General Maximus Decimus Meridus leads the Roman Army to a decisive victory against the Germanic Tribes at Vindobona. The long war got ended on the Roman frontier and he earned the esteem of the elderly Emperor Marcus Aurelius. He has a male heir named Commodus. The dying emperor wished to grant temporary leadership to Maximus hoping to return the power to the Roman Senate. He saw Maximus’ abilities to lead and serve as an Emperor in Rome because Maximus is a principled man and he can command the loyalty of the army.
Marcus wants him to end the corruption and to save Rome from partition. Marcus wants Rome to be a Republic again. Analyzing the Roman Society can undergo into these different kinds of perspectives, namely, Functionalist, Conflict, and Symbolic Interaction Perspective.
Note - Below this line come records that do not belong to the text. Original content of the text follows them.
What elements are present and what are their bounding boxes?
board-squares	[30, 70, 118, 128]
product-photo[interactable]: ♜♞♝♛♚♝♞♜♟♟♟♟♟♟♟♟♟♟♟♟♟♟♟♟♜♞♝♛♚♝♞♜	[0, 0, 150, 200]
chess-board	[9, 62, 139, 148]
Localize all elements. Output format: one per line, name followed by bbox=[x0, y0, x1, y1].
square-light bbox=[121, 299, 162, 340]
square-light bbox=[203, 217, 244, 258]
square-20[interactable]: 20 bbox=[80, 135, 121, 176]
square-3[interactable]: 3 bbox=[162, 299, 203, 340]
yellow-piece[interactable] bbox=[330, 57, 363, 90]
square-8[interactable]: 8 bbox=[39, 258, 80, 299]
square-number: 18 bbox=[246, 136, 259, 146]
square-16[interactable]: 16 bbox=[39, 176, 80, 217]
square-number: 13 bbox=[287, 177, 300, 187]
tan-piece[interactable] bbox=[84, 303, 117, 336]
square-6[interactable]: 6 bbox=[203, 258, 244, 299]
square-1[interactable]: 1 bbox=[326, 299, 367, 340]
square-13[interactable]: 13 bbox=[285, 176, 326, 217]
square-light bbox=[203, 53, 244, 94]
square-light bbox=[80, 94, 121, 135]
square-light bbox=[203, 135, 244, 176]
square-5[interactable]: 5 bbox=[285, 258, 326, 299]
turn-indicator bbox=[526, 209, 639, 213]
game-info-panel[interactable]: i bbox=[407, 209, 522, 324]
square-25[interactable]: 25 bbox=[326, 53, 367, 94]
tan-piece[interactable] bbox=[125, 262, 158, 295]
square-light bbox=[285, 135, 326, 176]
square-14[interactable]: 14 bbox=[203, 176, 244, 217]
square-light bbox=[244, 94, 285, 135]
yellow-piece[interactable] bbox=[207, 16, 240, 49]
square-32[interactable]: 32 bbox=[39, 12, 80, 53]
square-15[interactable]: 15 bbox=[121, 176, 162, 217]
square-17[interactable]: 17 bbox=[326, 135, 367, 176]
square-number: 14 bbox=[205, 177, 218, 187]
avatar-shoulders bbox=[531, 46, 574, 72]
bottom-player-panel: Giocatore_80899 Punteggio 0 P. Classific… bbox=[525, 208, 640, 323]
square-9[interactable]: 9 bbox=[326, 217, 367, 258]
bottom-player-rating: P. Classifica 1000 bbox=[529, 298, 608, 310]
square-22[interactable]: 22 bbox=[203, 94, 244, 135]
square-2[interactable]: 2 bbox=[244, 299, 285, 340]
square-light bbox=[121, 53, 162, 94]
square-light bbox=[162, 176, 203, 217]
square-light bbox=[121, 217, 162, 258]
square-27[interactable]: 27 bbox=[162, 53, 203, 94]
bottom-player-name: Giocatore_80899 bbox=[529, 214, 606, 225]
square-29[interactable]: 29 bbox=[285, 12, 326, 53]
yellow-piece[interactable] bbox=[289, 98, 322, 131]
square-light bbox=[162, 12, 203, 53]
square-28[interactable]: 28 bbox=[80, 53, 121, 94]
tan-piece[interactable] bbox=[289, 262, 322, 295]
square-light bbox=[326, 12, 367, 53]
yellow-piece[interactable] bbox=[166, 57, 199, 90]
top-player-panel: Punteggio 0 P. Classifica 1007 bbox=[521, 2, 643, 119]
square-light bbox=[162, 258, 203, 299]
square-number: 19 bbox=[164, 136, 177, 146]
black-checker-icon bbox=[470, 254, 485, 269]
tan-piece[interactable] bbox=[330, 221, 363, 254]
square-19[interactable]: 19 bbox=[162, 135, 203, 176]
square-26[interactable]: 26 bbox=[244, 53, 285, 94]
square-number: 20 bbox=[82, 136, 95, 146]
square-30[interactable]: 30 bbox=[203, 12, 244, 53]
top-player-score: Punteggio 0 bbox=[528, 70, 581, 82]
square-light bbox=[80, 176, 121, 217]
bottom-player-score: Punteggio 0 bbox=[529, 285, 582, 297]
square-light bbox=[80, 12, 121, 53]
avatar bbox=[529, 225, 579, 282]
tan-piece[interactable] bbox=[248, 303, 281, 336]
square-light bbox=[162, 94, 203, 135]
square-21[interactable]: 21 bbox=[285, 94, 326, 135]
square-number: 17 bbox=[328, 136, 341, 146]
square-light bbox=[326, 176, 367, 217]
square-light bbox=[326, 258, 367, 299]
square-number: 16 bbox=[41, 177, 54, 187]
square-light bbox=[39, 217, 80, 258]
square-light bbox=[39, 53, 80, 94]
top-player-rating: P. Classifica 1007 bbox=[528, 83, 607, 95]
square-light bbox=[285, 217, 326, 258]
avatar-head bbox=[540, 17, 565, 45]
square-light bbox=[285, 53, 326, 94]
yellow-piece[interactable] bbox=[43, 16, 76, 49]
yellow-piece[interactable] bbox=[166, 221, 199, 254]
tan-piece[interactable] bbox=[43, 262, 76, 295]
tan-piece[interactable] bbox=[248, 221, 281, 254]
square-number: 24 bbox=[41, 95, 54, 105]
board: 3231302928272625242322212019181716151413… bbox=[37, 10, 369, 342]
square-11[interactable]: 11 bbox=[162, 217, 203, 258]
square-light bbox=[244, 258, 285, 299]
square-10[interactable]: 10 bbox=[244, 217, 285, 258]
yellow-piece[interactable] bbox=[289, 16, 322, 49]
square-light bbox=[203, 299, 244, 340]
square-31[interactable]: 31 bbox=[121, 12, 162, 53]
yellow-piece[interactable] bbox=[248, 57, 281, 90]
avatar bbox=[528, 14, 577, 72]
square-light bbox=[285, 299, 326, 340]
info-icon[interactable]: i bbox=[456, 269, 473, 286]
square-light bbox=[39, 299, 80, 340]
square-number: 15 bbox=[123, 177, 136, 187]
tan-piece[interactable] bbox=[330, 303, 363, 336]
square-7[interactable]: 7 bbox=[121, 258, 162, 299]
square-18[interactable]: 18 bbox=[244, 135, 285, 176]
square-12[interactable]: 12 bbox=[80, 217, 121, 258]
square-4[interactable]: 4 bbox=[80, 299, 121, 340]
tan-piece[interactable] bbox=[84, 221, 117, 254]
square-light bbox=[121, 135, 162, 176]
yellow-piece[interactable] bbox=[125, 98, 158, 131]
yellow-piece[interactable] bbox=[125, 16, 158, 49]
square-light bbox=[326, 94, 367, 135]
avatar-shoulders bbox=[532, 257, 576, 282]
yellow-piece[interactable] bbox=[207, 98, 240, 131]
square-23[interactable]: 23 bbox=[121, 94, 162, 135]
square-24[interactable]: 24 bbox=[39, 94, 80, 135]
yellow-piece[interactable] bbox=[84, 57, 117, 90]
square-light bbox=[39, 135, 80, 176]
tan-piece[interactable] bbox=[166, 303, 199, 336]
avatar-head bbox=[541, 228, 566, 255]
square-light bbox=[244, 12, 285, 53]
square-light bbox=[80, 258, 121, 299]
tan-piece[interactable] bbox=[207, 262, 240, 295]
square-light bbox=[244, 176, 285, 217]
First up is the Functionalist Theory. A Functionalist Theory explains phenomena through functions. It has two elements which are the view from the society as a system of interrelated parts that are interdependent and the general values among society members.
So how can we relate Functionalist Theory to the Society? There is only one word for that – Change. Change plays a big role to Functionalist Theory. Society is seen as integrated whole. A change in one part of a society leads to change in other parts as well. Society may change over time, but functionalist believe that it will return to stable state. In the movie Gladiator, the people there are asked to become gladiators. They fight for their lives inside the arena. Many gladiators get wounded or die. That serves as an entertainment to the higher class.
The gladiators are there for the glory of the Empire. The manifestation of this is that they don’t have rights. They can’t help it but to follow the rules of their ruler. It all comes to one label which is – slavery. The latent is that they are powerless. They have to follow the rules of their emperor because he is in the top. He is the highest among them. Which means that the gladiators and the other slaves are the peasants who they need to work for their emperor and to earn a living. And lastly, the dysfunction to this is that they are being abused.
They are being asked to fight inside the arena. It’s a matter of life and death situation. The Conflict Perspective here is that the society is composed of distinct groups with opposing interests. The power and inequality are found systematically in the society. In the movie, there is an inequality between the slaves and the higher class. The slaves are forced to work for them and to become gladiators and fight their lives in the arena. The power is that the Emperor can dictate. They give command to the military, the government, and the people simultaneously.
There should be a social balance to the Roman Empire. And last perspective is the Symbolic-Interactionism Perspective. This uses symbols to analyze the society well. An interaction between individuals is negotiated through shared symbols, gestures, and nonverbal communications. The symbolic-interactionism in the movie is that through clothing. The higher class can wear beautiful clothing while the slaves cannot. In all, there is still a question between the powers of the Emperor to the Senate. There is a large scale of happenings to the Roman Empire.
The function of the gladiators within that society is to put forth a microcosm of the struggle. There is dictatorship and criticism among them. A Republic is a form of government in which the country is considered as a “public mater”, not the private concern or property of rulers, and where offices and states are subsequently directed or indirectly elected or appointed rather than inherited. The proposed solution to this class disparity is to give the power of government to the senate, which is elected by the working class, not to the Emperor.